Are We Facing the End of Business?

It has only taken about 15 years for music to move from CDs to digital downloads to streaming. It’s taken about the same amount of time for cameras to transition from film and paper to digital and pixels.

Today’s tools make it insanely easy to listen to music and capture images. They also have transformed the way we watch movies and read books. You hop on an airplane or head to the beach with an iPad or Kindle rather than a heavy tome.

But the same digital technologies are also causing massive economic upheaval—and, in some cases, eviscerating entire business models. Remember Kodak? Blockbuster? Earthlink and AOL?

And it gets worse. Why buy a song or an album when you can watch it for free on YouTube or Vevo—or pay next to nothing on Spotify or Pandora? Why buy a book or movie when you can grab it off the Internet for free? Even if the quality is terrible, you can’t beat the price!

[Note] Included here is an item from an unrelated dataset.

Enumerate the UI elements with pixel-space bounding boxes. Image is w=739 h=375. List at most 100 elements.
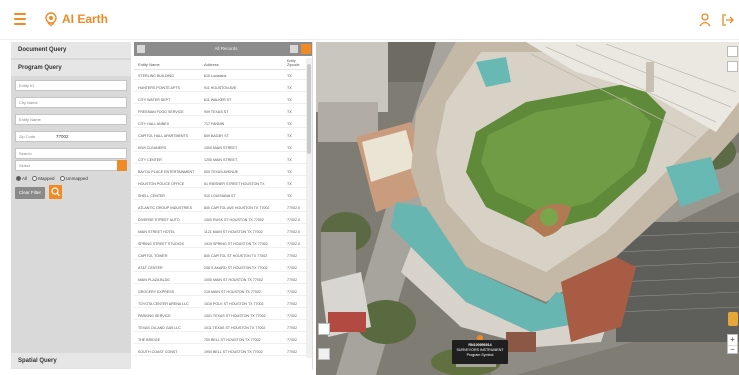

For better or worse, the laws of supply and demand do not track in today’s digital environment. Increasingly, there is a nearly unlimited supply with no relationship to demand. There is little or no control over scarcity. As a result, musical artists are struggling, book authors are hurting and photographers are shuttering their doors because they can’t compete with $2 downloads from stock photo sites.

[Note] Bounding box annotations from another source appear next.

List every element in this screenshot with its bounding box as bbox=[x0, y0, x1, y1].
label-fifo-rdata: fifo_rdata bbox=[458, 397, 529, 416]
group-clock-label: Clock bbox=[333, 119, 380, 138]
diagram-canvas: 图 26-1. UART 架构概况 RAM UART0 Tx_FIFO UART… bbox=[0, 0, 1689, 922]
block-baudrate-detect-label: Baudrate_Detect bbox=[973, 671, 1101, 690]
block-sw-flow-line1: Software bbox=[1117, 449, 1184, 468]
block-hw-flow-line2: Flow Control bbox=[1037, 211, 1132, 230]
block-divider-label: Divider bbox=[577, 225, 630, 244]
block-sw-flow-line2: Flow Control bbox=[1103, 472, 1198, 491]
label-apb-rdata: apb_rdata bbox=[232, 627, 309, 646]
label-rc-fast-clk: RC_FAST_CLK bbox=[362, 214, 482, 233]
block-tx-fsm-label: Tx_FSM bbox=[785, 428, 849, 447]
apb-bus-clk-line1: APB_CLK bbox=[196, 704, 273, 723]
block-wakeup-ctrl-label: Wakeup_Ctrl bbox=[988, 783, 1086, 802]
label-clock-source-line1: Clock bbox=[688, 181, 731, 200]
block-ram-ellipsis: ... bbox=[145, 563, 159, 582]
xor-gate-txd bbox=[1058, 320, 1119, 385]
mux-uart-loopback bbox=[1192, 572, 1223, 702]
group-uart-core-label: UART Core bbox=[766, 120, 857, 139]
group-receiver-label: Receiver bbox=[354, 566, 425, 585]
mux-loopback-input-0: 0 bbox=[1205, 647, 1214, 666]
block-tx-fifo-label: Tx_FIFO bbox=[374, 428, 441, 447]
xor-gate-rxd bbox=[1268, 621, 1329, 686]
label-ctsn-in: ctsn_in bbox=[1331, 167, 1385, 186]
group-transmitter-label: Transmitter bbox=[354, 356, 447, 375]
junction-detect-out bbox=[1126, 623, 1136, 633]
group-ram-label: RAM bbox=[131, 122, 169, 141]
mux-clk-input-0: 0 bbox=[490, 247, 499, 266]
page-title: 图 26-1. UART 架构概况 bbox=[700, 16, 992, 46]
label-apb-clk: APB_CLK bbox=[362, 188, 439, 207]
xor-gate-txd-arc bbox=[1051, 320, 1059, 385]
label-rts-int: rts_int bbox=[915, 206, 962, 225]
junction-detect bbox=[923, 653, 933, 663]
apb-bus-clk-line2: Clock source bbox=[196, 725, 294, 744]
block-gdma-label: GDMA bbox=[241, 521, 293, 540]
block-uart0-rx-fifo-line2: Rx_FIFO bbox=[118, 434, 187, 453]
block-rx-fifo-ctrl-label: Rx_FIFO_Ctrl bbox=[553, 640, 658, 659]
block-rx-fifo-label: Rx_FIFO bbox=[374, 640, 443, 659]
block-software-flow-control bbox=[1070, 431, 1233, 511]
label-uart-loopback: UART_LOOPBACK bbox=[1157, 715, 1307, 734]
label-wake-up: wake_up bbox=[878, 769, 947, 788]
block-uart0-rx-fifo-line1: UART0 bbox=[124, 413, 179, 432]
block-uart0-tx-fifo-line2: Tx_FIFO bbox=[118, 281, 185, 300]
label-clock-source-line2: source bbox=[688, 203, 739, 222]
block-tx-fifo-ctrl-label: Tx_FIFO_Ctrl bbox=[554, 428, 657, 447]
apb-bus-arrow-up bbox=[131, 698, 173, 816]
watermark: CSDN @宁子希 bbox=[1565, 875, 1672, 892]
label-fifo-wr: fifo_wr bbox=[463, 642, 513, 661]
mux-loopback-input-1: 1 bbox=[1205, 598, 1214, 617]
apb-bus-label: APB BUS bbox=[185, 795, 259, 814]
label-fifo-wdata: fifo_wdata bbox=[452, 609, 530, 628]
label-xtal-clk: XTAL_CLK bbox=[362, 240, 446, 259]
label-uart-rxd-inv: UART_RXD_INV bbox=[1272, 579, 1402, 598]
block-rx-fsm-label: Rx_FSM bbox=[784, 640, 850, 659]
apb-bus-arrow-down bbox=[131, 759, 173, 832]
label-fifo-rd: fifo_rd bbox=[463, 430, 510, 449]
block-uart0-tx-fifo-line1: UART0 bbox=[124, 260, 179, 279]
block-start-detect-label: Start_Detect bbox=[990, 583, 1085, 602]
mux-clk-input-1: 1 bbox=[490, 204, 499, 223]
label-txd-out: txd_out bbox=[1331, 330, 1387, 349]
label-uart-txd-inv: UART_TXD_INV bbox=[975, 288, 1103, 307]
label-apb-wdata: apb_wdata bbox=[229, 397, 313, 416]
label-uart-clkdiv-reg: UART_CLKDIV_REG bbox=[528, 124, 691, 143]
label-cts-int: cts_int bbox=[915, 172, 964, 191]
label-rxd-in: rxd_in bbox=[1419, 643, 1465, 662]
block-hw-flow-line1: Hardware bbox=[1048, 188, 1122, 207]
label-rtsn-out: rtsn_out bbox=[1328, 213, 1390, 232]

If you think your industry is exempt, think again. We’ve only begun to step into this potential quagmire. 3D printing will make it ridiculously easy for consumers to produce clothing, household items, medicine, electronics, even food! However, individuals who fabricate their own items for, say, 25 percent of the present cost, are unlikely to consume 4 times more, but that’s essentially what’s necessary to keep the economic equation static.

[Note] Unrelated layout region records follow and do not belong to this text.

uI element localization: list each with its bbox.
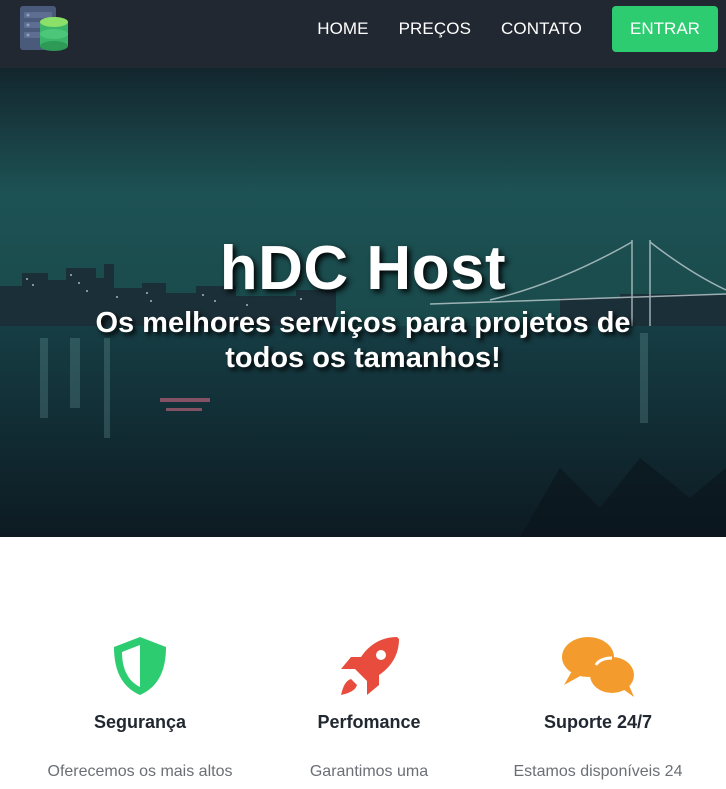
feature-support-title: Suporte 24/7 [543, 712, 653, 732]
feature-performance-title: Perfomance [317, 712, 421, 732]
shield-icon [30, 635, 250, 699]
hero-subtitle: Os melhores serviços para projetos de to… [95, 307, 631, 374]
rocket-icon [259, 635, 479, 699]
nav-home-link[interactable]: HOME [317, 19, 368, 39]
nav-links: HOME PREÇOS CONTATO ENTRAR [317, 6, 718, 52]
hero-section: hDC Host Os melhores serviços para proje… [0, 68, 726, 537]
enter-button[interactable]: ENTRAR [612, 6, 718, 52]
feature-security-title: Segurança [93, 712, 187, 732]
logo[interactable] [18, 4, 70, 54]
nav-contact-link[interactable]: CONTATO [501, 19, 582, 39]
nav-prices-link[interactable]: PREÇOS [399, 19, 471, 39]
feature-security-text: Oferecemos os mais altos [47, 763, 233, 780]
features-section: Segurança Oferecemos os mais altos Perfo… [0, 537, 726, 789]
feature-performance-text: Garantimos uma [309, 763, 429, 780]
navbar: HOME PREÇOS CONTATO ENTRAR [0, 0, 726, 68]
comments-icon [488, 635, 708, 699]
feature-support-text: Estamos disponíveis 24 [513, 763, 683, 780]
hero-title: hDC Host [219, 234, 507, 303]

What happens when 3D printers produce cars, bicycles and furniture—or a Stradivarius?

Sorry, but your business model is kaput! You are essentially relegated to serving as a provider of intellectual property (IP), if you can keep it off the Internet and out of the hands of hackers.

The Internet has virtually eliminated barriers to market entry. Open source and shared IP further tilt the power away from the enterprise. In some ways, all of this is great. But whether we glide into a utopian future or head into a post-industrial train wreck remains to be seen.

For now, it’s wise to focus on three concepts: creativity, innovation and agility.